At some point around attempt three I started doing the math on what this was costing in GPU time. The answer was uncomfortable. GPU instances aren’t free while you’re watching them fail. Every provisioned pod, every build that ran for two hours before dying, every minute spent debugging environment configuration: all of it billed. I was spending real money on builds that produced nothing. Not experiments. Not data. Not model weights. A wheel file that didn’t exist yet.
Final attempt. Migrated to a new region entirely. Clean pod. Stable network. Set up the environment from scratch, redirected all temp directories explicitly, started the build.
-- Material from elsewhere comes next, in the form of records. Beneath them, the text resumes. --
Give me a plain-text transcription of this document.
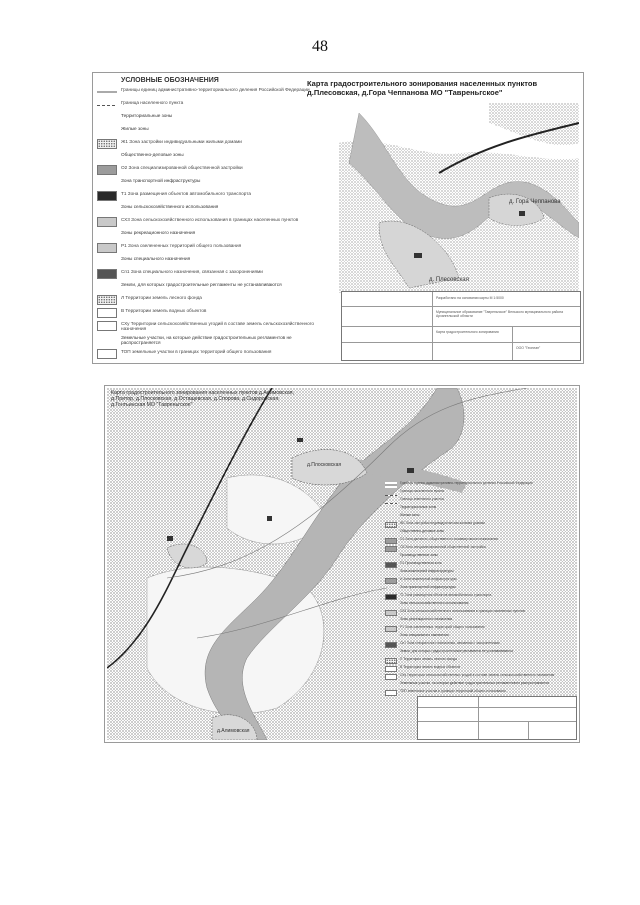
48
УСЛОВНЫЕ ОБОЗНАЧЕНИЯ
Границы единиц административно-территориального деления Российской Федерации
Граница населенного пункта
Территориальные зоны
Жилые зоны
Ж1 Зона застройки индивидуальными жилыми домами
Общественно-деловые зоны
О2 Зона специализированной общественной застройки
Зона транспортной инфраструктуры
Т1 Зона размещения объектов автомобильного транспорта
Зоны сельскохозяйственного использования
СХ3 Зона сельскохозяйственного использования в границах населенных пунктов
Зоны рекреационного назначения
Р1 Зона озелененных территорий общего пользования
Зоны специального назначения
Сп1 Зона специального назначения, связанная с захоронениями
Земли, для которых градостроительные регламенты не устанавливаются
Л Территории земель лесного фонда
В Территории земель водных объектов
СХу Территории сельскохозяйственных угодий в составе земель сельскохозяйственного назначения
Земельные участки, на которые действие градостроительных регламентов не распространяется
ТОП земельные участки в границах территорий общего пользования
Карта градостроительного зонирования населенных пунктов д.Плесовская, д.Гора Чеппанова МО "Тавреньгское"
д. Гора Чеппанова
д. Плесовская
Разработано на основании карты М 1:5000
Муниципальное образование "Тавреньгское" Вельского муниципального района Архангельской области
Карта градостроительного зонирования
ООО "Геоплан"
д.Плосковская
д.Алимовская
Карта градостроительного зонирования населенных пунктов д.Алимовская, д.Притор, д.Плосковская, д.Остащевская, д.Спорова, д.Сидоровская, д.Гонтьинская МО "Тавреньгское"
Границы единиц административно-территориального деления Российской Федерации
Граница населенного пункта
Граница земельного участка
Территориальные зоны
Жилые зоны
Ж1 Зона застройки индивидуальными жилыми домами
Общественно-деловые зоны
О1 Зона делового, общественного и коммерческого назначения
О2 Зона специализированной общественной застройки
Производственные зоны
П1 Производственная зона
Зона инженерной инфраструктуры
И Зона инженерной инфраструктуры
Зона транспортной инфраструктуры
Т1 Зона размещения объектов автомобильного транспорта
Зоны сельскохозяйственного использования
СХ3 Зона сельскохозяйственного использования в границах населенных пунктов
Зоны рекреационного назначения
Р1 Зона озелененных территорий общего пользования
Зоны специального назначения
Сп1 Зона специального назначения, связанная с захоронениями
Земли, для которых градостроительные регламенты не устанавливаются
Л Территории земель лесного фонда
В Территории земель водных объектов
СХу Территории сельскохозяйственных угодий в составе земель сельскохозяйственного назначения
Земельные участки, на которые действие градостроительных регламентов не распространяется
ТОП земельные участки в границах территорий общего пользования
The build log reached 61,300 lines.
The output wheel was 442 megabytes.
It compiled. Halle-f*cking-lujah.
Total cost of getting a CUDA extension to build: somewhere over $100 in compute and most of my remaining sanity slash will to live. For a dependency. Not for training. Not for experiments. For the thing that lets you run the thing that lets you train the model. Yes there are pre-built wheels out there - for torch 2.8 as far as I could find - the official pod template runs 2.9.1 so we had to build as far as I know. Did my research agents fail me?
I’m not complaining. Everyone in this competition deals with similar infrastructure friction. This is just what it looks like when you’re doing this solo on a budget without a team to parallelize across. The top teams have people who’ve already solved this. I had Claude managing retry loops and me deciding when to abandon a pod. There’s tons of people who probably didn’t even notice this in this competition. They’re probably not reading this.
The first training run with FA3: 1.1229 bpb. 88ms per step.
That’s it. That’s the whole story of the speed gap. Matched verified SOTA on the first run after getting the dependency installed. I had been running at 99-131ms per step for two days thinking my architecture was the problem. It wasn’t. Swap one attention kernel for another and you drop to 88ms and the score follows.
The technique stack was right. The architecture was right. The only missing piece was the kernel.
1.1229 bpb. PR #414 sits at 1.1233. I was sitting at better-than-SOTA on a legitimate run.
And then I looked at the artifact size.
16.16 megabytes.
The competition limit is 16 megabytes. Not 16.16. Sixteen.